Газетные рецензенты в один голос бранят эту пьесу. И несерьезная она, и смешная, и поверхностная… Выходит так, что, если бы им сыграли серьезную и несмешную комедию, они были бы более довольны… Удивительно как это мы, русские, любим серьезность и глубокомыслие там, где это совсем некстати. Мне кажется, каждое произведение литературы должно измеряться своей собственной меркой. Реалистическое произведение хорошо, если в нем много реализма, романтическое хорошо, если в нем много романтизма и т. д. Комедия хороша, если она смешна, трагедия — если она печальна. Казалось бы, чего проще. Нет, в бойкой, бесшабашной французской пьеске российские рецензенты непременно захотели разрешения запутаннейших социальных вопросов, забывая, что каждое дело нужно судить поскольку его средства совпадают с его же собственными целями, а не с теми, которые мы ему навязываем со стороны. Один рецензент в своих ‘идеальных требованиях’ от бульварной комедии дошел до таких геркулесовых столбов, что, усмотрев в ней некоторую сантиментальность, воскликнул: ‘нужны ли такие трогательные сцены? Интересны ли они? Сантиментальность расплавляет сердца и ум и разрешает сознание истинной красоты!’ (см. ‘Рассвет’ от 30 марта.)
Судите сами, насколько это уместно — в данном случае. Вот содержание этой комедии: Анри, сын французского рантье Жувнеля состоит в связи с миловидной швейкой Мари и прижил от нее сына. Родные узнают об этой связи и в душе ничего против нее не имеют, но притворяются друг перед другом, что она ужасает их. Тайком они покровительствуют влюбленной парочке, но жена боится, как бы об этом не проведал муж, а муж — как бы не проведала жена. Друг мужа, Трэву, тоже считает нужным скрывать свою прикосновенность к молодой чете. Словом, все таят друг от друга лучшие свои чувства, и выставляют напоказ несуществующие у них предрассудки. Отсюда, конечно, много веселых qui pro quo, ради которых, конечно, и написана эта непретенциозная вещь… Никаких нравоучительных целей, столь любезных Вольфу в других его вещах, здесь нет, никаких покушений на решение социальных проблем, которые пригрезились нашим рецензентам, и подавно в этой пьесе не имеется. Эта просто смешная, ловко скроенная комедия, за которой ничего, кроме легкомыслия, не скрывается. Правда, будь она поставлена серьезным театром — бранчивость отзывов была бы приятна, но для публики ‘Нового театра’ — эта водевильная комедия будет истинным кладом, среди таких пьес, как ‘За честь мундира’, ‘Семнадцатилетие’ и проч.

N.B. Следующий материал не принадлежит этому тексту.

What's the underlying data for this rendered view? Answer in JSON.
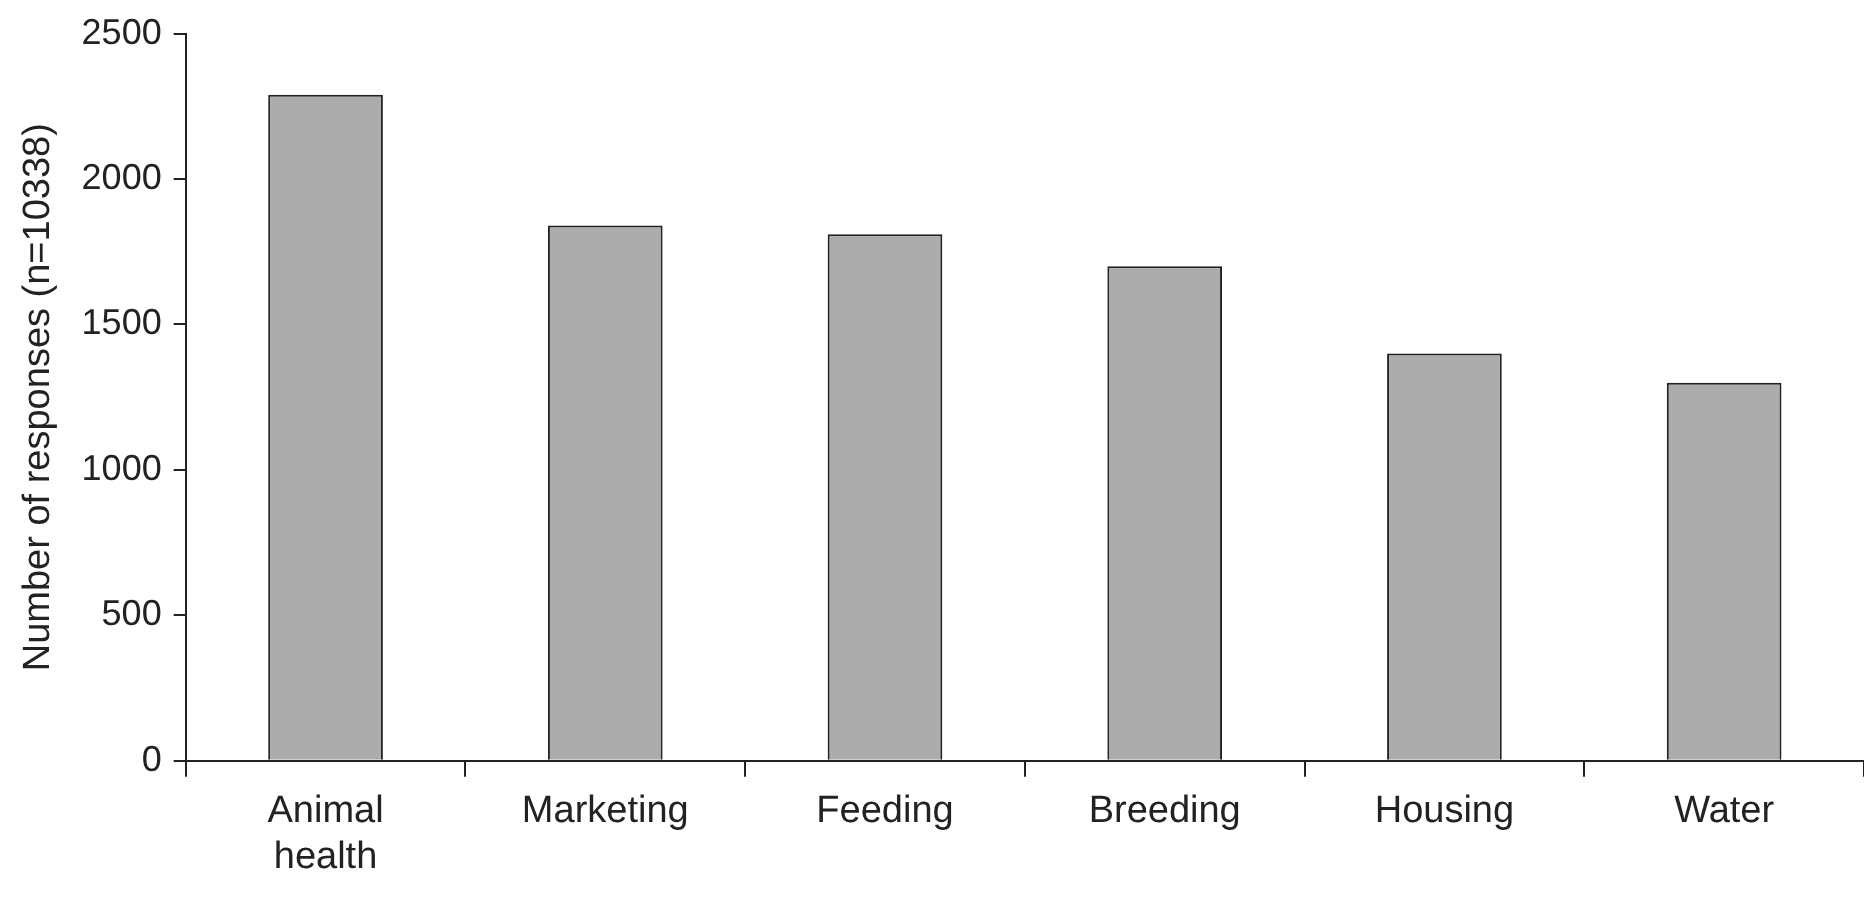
{
  "chart_data": {
    "type": "bar",
    "ylabel": "Number of responses (n=10338)",
    "categories": [
      "Animal health",
      "Marketing",
      "Feeding",
      "Breeding",
      "Housing",
      "Water"
    ],
    "values": [
      2290,
      1840,
      1810,
      1700,
      1400,
      1300
    ],
    "color": "#acacac",
    "ylim": [
      0,
      2500
    ],
    "yticks": [
      0,
      500,
      1000,
      1500,
      2000,
      2500
    ],
    "grid": false,
    "legend": false
  }
}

Разыграна комедия Вольфа была на редкость хорошо. Г-н Яковлев в роли старика Жувнеля смог развернуть все лучшие стороны своего дарования. Медлительность игры, непринужденной и веселой, умелая и тактичная шаржировка некоторых положений, выдержанность тона, нигде не переходящего в столь соблазнительную сантиментальность и приторность, — лучшего Жувнеля и желать нельзя! Г-н Баратов, по обыкновению, умно и со вкусом провел свою роль веселого, энергичного друга, Трэву. Г-жа Иванова изящным контуром очертила образ швейки Мари.
Среди исполнителей была, как сказано в афише, ‘девица Александровская’, игравшая трехлетнего сына Анри и Мари — Робера. Один сердобольный рецензент усмотрел в этой девице ‘жалкое существо, которое ломается, не понимая значения своего ломания’. На нас, напротив, ‘девица’ произвела отрадное впечатление бодростью и осмысленностью своей игры.

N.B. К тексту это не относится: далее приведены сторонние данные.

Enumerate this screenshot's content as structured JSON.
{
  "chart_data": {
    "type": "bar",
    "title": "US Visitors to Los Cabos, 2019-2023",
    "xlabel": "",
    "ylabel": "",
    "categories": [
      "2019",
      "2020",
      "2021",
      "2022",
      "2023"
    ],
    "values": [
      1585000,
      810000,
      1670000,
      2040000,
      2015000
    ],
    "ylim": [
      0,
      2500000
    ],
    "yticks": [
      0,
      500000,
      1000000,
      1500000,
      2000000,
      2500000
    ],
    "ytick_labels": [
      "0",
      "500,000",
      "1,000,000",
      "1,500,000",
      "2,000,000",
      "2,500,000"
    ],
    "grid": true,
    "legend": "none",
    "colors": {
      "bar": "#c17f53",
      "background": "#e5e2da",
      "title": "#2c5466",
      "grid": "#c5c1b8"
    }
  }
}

В качестве водевиля, была поставлена пьеска Мольера ‘хоть тресни, а женись’, в превосходном переводе Д. Т. Ленского. Пьеской этой Мольер хотел осмеять, с высоты своего здравого смысла, модное тогда картезианство и властное над средневековыми умами учение Аристотеля. Жаль, что пьеска эта устарела… века на два, на три. Это все равно, что поставить в XXV веке боборыкинскую Накипь, где изобличается декадентство. Но все же нужно отметить тщательную любовную постановку, достойную великого имени французского классика.